0^0 is an indeterminant form. 1/0 is NaN ( Not a Number ). Division by zero is prohibited.
If 0^0 equals 1 and only 1, then 0^(0-1) will equal 1/0
Evaluating 0^0 = 1 was good enough for Euler, so it's good enough for me.
See Schlomilch's Zeitschrift für Mathematik und Physik for a fuller discussion.
Eddie Woo did a clear video on 0^0 on Youtube.
1/0 = infinity which I hate. Maths is pure but the infinity convenience tramples o many things.
e.g. (1+1/n)^n converges to e but when infinity rears its ugly head, it becomes 1
Very interesting but I think that it belongs in 'Off Topic' because it is not chess related.
Eddie Woo did a clear video on 0^0 on Youtube.
1/0 = infinity which I hate. Maths is pure but the infinity convenience tramples o many things.

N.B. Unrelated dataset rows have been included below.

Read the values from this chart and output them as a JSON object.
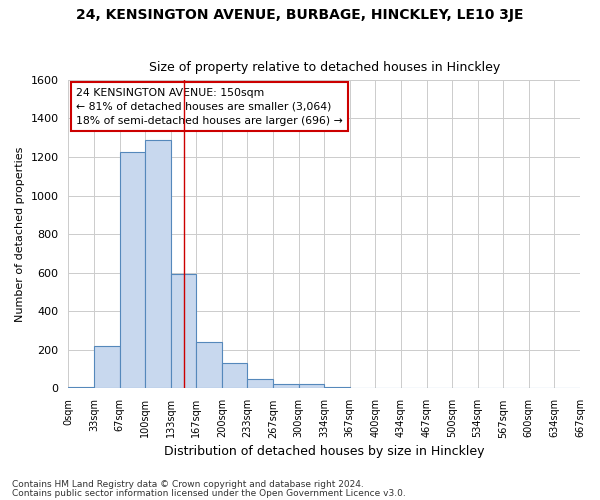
{
  "title1": "24, KENSINGTON AVENUE, BURBAGE, HINCKLEY, LE10 3JE",
  "title2": "Size of property relative to detached houses in Hinckley",
  "xlabel": "Distribution of detached houses by size in Hinckley",
  "ylabel": "Number of detached properties",
  "footer1": "Contains HM Land Registry data © Crown copyright and database right 2024.",
  "footer2": "Contains public sector information licensed under the Open Government Licence v3.0.",
  "annotation_line1": "24 KENSINGTON AVENUE: 150sqm",
  "annotation_line2": "← 81% of detached houses are smaller (3,064)",
  "annotation_line3": "18% of semi-detached houses are larger (696) →",
  "property_size": 150,
  "bin_edges": [
    0,
    33.33,
    66.67,
    100,
    133.33,
    166.67,
    200,
    233.33,
    266.67,
    300,
    333.33,
    366.67,
    400,
    433.33,
    466.67,
    500,
    533.33,
    566.67,
    600,
    633.33,
    666.67
  ],
  "bin_heights": [
    10,
    218,
    1224,
    1290,
    595,
    240,
    130,
    50,
    25,
    25,
    10,
    0,
    0,
    0,
    0,
    0,
    0,
    0,
    0,
    0
  ],
  "tick_labels": [
    "0sqm",
    "33sqm",
    "67sqm",
    "100sqm",
    "133sqm",
    "167sqm",
    "200sqm",
    "233sqm",
    "267sqm",
    "300sqm",
    "334sqm",
    "367sqm",
    "400sqm",
    "434sqm",
    "467sqm",
    "500sqm",
    "534sqm",
    "567sqm",
    "600sqm",
    "634sqm",
    "667sqm"
  ],
  "bar_color": "#c8d8ee",
  "bar_edge_color": "#5588bb",
  "vline_color": "#cc0000",
  "ylim": [
    0,
    1600
  ],
  "yticks": [
    0,
    200,
    400,
    600,
    800,
    1000,
    1200,
    1400,
    1600
  ],
  "grid_color": "#cccccc",
  "annotation_box_color": "#cc0000",
  "bg_color": "#ffffff"
}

e.g. (1+1/n)^n converges to e but when infinity rears its ugly head, it becomes 1
Very interesting but I think that it belongs in 'Off Topic' because it is not chess related.
1/0 is not infinity. It is undefined, and I can prove it. let's set x/0=infinity. If you try to universally apply this, you find that x=every number, which means every number is the perfect equal of every other number. so 1=2. No. If we try with a limit, we find that yes, as the denominator gets smaller and smaller, the product is bigger. and it does hit infinity at 0. but the only works at the positive numbers. if we come from the negatives, the opposite happens. it ends to -infinity. we have 2 completely different answers. so we cannot use a limit. there is more than one limit with completely different answers. therefore, this is undefined.
also, 0^0 does not equal one. it is also undefined. really the same principles, except the limit gets different in the complex numbers.
In most country most highschool teacher teach that 0^0 is undefined, but everyone that ever needs to evaluate a Taylor-series at 0 (everyone that touches math outside of highschool) uses 0^0 = 1.
maybe 0^0=1 can work in simple scenarios, but once you actually try to use it to describe more complex things using the set of complex numbers, you start breaking physics, and you get completely ridiculous answers to the most straightforward of things. 0^0= undefined. period.
And (1/0*0^1) will equal 0/0 which does not equal just 1, but any complex number.